日経平均株価は8日に2万1100円台へ4日続落(8日10時現在)。日足チャートは3月4日に200日移動平均線(2万2022円)の手前で頭打ち、「宵の明星」から下げに転じ、25日移動平均線(2万1230円近辺)と12月26日安値から引く下値抵抗線に差し掛かった。2ヵ月という戻り期間が今回も当てはまった格好だ。75日移動平均線が2万1087円処に控えており、下値の節として一旦下げ止まる可能性はあるものの、日本株は「NY次第」でもある。

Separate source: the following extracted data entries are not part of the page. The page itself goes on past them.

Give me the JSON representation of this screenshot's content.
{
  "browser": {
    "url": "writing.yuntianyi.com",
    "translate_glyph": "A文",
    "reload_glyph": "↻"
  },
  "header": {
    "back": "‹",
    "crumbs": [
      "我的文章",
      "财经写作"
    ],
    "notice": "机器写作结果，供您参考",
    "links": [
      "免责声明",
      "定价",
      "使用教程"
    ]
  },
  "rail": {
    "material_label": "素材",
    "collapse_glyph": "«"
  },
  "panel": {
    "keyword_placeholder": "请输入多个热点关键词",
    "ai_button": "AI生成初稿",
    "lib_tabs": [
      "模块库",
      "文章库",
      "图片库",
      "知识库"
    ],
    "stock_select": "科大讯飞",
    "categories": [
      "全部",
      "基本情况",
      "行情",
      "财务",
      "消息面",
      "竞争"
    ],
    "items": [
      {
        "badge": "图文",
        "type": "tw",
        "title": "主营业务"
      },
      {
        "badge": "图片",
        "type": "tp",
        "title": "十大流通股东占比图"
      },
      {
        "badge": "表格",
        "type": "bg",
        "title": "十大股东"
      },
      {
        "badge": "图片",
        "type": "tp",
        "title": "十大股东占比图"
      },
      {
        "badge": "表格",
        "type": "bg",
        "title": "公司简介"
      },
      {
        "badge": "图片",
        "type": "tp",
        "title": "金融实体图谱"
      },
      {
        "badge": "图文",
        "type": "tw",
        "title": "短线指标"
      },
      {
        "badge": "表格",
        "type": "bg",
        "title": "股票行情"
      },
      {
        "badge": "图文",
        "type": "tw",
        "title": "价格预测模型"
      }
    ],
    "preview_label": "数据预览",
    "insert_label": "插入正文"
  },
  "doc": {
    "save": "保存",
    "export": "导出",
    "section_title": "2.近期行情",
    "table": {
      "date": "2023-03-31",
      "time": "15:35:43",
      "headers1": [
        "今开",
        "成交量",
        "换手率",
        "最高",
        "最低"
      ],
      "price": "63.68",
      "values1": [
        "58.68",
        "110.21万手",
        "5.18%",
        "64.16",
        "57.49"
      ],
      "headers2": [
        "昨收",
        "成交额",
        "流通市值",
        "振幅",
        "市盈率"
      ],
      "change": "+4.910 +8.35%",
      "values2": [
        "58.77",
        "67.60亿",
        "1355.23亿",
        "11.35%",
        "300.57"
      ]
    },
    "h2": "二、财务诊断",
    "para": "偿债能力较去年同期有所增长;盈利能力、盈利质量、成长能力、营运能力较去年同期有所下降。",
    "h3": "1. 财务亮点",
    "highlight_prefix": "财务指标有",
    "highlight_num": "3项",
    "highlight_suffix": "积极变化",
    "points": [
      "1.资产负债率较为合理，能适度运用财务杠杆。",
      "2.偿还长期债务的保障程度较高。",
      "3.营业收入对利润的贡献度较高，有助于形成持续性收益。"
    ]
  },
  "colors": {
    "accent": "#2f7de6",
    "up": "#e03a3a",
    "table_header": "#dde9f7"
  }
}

◆また、8日のメジャーSQ(清算値2万21348円)を通過し、日経平均先物は年初から8週続いた買い戻し(ショートカバー)が一巡した可能性があるほか、3月中旬は国内機関投資家の益出し売りや申告納税のための売却が出やすいところでもある。マーケットの次の焦点は27日頃に予定される「米中首脳会談」になるが、日米とも当面は利益確定売りが出やすく、日本株は「彼岸底」をイメージしておくべきだろう。下値メドとしては半値押しの2万404円(12月安値1万8948円→3月4日高値2万1860円の上昇幅に対する計算値)や2月8日安値2万315円を意識する。